Eddie Olczyk, former NHL player, T.V. analyst
It goes back to around 1978. I was 12 and in the summertime I was playing spring- and summer-league hockey and a teammate of mine's dad was our manager, a guy by the name of Tony Kwilas. His son Danny was our goalie. He was a horseplayer and in between our hockey sessions, he grabbed us one day and we went to the track, to Arlington. I knew we were going to go there a couple of days prior. I borrowed $20 from my mother's purse. That was my introduction at the old Arlington. I loved going there and seeing these incredible equine athletes and these crazy human beings getting on the back of these horses. At that time, I had no clue so far as what I was doing. But being at the track at the old Arlington was just awesome. That was my first introduction to it.
My first few wagers, I just played numbers. I played my hockey number which was 16. I lost my first few races and I was down to $12. I went up and bet a $5 exacta box and sure enough it came in. I hit for something like $153. I went back to the ticket taker, the same one I went to for my first two bets.
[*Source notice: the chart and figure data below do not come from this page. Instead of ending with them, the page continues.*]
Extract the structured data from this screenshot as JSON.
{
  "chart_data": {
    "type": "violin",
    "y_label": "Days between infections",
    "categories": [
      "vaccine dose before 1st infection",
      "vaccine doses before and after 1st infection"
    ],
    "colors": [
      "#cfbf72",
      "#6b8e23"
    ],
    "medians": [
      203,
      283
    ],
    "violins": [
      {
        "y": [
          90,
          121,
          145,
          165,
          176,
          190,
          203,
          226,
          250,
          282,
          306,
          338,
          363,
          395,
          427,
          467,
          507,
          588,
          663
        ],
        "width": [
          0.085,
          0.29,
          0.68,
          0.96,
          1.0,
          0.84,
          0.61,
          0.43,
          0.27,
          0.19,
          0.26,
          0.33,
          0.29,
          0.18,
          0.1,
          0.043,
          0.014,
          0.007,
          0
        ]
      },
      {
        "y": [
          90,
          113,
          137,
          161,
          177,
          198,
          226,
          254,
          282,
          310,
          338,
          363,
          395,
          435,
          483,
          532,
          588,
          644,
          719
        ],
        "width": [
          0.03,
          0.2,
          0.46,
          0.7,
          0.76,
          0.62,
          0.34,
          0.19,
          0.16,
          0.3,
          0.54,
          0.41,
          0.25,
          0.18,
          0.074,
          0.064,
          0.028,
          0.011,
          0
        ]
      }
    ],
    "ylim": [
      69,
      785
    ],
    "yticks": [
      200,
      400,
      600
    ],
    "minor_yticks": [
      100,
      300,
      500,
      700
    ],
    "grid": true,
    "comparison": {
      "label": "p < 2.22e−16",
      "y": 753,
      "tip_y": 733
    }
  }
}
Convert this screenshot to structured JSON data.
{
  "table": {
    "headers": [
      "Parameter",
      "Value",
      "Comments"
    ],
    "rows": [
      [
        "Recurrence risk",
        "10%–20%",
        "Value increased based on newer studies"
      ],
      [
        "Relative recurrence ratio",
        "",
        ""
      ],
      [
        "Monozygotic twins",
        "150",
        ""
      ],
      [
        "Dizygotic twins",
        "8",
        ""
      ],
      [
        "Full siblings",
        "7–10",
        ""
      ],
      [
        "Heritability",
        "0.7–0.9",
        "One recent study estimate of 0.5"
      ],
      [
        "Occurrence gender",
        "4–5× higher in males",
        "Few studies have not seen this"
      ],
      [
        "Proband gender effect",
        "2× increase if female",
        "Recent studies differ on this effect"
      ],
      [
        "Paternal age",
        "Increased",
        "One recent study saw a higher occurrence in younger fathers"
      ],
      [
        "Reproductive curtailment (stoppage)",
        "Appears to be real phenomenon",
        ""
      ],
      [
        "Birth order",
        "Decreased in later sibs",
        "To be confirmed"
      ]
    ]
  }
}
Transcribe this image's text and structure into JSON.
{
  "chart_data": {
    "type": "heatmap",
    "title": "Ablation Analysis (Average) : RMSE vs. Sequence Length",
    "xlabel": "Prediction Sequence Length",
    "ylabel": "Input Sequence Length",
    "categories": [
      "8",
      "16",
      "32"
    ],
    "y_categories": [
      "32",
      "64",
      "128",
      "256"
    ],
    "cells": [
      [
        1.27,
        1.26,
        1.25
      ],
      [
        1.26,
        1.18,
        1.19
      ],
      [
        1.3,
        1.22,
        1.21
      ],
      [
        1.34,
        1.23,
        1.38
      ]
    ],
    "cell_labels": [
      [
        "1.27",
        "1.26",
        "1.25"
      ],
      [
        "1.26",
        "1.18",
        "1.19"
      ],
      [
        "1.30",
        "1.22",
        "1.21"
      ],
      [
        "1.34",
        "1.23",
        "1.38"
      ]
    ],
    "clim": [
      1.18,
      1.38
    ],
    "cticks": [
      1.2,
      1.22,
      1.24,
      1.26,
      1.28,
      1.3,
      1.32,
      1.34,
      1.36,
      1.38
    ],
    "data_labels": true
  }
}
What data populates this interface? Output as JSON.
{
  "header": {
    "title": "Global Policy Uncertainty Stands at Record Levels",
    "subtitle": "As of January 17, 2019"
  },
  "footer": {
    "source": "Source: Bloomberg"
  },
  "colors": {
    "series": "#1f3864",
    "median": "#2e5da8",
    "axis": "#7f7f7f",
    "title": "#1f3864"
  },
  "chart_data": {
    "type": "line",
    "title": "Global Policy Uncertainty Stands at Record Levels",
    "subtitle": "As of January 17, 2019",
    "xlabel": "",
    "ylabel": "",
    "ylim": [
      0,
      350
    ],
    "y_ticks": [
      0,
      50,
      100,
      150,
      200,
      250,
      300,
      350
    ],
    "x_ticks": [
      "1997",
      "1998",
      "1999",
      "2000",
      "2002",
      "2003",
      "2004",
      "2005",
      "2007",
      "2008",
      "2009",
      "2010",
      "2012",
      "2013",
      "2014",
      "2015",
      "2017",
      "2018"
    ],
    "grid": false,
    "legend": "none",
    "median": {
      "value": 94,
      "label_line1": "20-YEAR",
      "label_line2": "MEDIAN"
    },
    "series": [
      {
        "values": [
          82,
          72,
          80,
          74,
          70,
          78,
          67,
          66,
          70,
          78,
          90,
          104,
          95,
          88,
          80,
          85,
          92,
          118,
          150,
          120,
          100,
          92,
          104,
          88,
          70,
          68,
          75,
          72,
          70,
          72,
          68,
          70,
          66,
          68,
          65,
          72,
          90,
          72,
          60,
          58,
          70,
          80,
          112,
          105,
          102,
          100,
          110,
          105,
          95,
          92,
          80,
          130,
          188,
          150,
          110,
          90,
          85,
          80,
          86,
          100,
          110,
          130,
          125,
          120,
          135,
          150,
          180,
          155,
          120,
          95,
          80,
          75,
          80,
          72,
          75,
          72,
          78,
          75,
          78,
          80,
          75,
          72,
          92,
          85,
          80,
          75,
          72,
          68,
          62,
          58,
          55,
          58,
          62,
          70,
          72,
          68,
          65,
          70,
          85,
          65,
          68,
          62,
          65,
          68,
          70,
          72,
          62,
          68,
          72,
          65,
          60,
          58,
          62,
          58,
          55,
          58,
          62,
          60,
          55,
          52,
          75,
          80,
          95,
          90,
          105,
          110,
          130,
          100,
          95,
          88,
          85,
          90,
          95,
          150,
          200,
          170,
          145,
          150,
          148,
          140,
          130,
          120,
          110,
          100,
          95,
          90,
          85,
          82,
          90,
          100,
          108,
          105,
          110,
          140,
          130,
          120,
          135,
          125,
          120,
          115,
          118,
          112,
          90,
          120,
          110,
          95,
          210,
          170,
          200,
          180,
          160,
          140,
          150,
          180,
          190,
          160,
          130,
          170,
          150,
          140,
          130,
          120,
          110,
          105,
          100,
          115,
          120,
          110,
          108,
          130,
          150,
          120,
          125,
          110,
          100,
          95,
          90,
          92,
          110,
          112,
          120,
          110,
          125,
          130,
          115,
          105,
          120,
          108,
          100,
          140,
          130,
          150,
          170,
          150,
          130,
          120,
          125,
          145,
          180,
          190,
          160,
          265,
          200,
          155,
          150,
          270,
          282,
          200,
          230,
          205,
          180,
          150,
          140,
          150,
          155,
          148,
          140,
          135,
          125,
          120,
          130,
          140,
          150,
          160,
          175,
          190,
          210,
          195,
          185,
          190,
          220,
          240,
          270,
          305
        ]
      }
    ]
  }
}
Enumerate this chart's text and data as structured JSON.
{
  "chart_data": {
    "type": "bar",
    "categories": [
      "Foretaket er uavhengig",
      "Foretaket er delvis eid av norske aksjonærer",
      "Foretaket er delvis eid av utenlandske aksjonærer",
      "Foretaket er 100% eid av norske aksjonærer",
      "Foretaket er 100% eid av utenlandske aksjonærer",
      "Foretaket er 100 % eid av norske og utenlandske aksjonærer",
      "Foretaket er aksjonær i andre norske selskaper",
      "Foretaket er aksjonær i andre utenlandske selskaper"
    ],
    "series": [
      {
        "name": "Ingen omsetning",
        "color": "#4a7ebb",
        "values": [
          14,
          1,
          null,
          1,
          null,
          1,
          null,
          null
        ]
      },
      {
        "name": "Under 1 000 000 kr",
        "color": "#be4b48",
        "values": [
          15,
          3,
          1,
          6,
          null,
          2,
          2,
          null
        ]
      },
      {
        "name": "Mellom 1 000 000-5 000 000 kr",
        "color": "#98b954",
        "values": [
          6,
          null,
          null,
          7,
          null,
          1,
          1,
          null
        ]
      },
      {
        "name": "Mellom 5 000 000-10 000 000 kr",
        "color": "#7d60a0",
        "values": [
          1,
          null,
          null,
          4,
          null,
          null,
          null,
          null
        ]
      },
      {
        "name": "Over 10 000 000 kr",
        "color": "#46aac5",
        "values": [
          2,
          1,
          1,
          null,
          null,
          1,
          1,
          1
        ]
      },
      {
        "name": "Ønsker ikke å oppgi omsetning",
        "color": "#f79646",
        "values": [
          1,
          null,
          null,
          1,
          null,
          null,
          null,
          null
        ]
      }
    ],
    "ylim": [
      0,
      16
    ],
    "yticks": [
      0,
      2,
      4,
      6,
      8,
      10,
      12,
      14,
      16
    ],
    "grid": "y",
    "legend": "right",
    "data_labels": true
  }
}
I was a big kid when I was 12, but I certainly didn't look like I was 18. More like 15, 16. I see the total, $153. The guy looks at me and says, 'Hey, kid, how old are you?' I looked at him and said 'you didn't ask me how old I was when I lost.' Then the guy pulled out a hundred, then some tens and fives. I slipped him a $5 tip and winked at him. You should have seen his reaction when I gave him the $5. He must have thought I was some smart-ass kid.
I kept going to the track with Danny and his dad and they would have the Racing Form. I am a Racing Form guy through and through. I learned to read the Form and I listened to what older people who had been playing the game for a long time had to tell me. When I would go to the track or tape the races at home, I would always watch the race replays and then go back and look at the Form and go, 'Ok, how did the puzzle come together after the fact?' I kind of worked from the end result backward. I evolved as a handicapper over the years. I first heard about track bias toward the end of my career, in the mid-90s. I just started really tracking biases and taking notes. I became real hard-core on that. I realized some days it didn't matter if you had the fastest horse in the race, he's not going to win if he's running on the worst part of the track. Handicapping really challenged me. I had my hockey career but racing and handicapping gave me an opportunity to breathe a little bit and enjoy a passion that's been with me for 46 years.
Maggi Moss, lawyer and racehorse owner
I got hooked on horses when I was nine years old. I lived in Iowa and my dad had served in the Army and with mounted police horses. He bought me my first show horse when I was nine. I went from having one horse when I was nine all the way to him building a show horse farm and competing on the big horse show circuit. That was until I went to law school. I was going to be lawyer.
In 1997, before I ever owned any racehorses, a girlfriend took me to Prairie Meadows. I started to think this was a beautiful sport. Since I had been judging horse shows, I started marking my program noting who had the biggest, shiniest best-looking racehorse in each race. I went to a trainer and asked him what it would cost to buy a horse. I only knew about show horses and I knew they were really expensive. The trainer told me I could get a really good racehorse for $25,000. That year, the trainer (David R. Vance) claimed a horse for me at Oaklawn named Apak for $25,000. That was my first racehorse.
I always tell people that when I went and watched that horse run, I knew horses really well but I knew nothing about horse racing. How do I get silks, where is the winner's circle? I had done show horses for 20 years. We shipped Apak over to Prairie Meadows and in his fourth start for me, he won. I still remember who the jockey was–Vicki Warhol. Apak won that day and it changed my life. What would have happened if it didn't go well with that horse? I don't know. He won a bunch of races at Prairie Meadows and I thought, I want to do a lot more of this. I want many, many horses . I thought the game was easy.
In 2006, I might have had 50-60 race horses around the country. Someone told me no female owner had ever led the nation in wins. I was right near the top of the standings. I won 211 races in 2006, more than any other owner that year, the first woman to do so in more than half a century.
About two months later, I got a call at my law office, a woman from New Jersey said she had one of our horse that they just bailed out of a kill pen. At that point, I didn't know anything about slaughter. Then everything changed. I wasn't so interested in winning owner titles. I was going to save horses. That's what happened.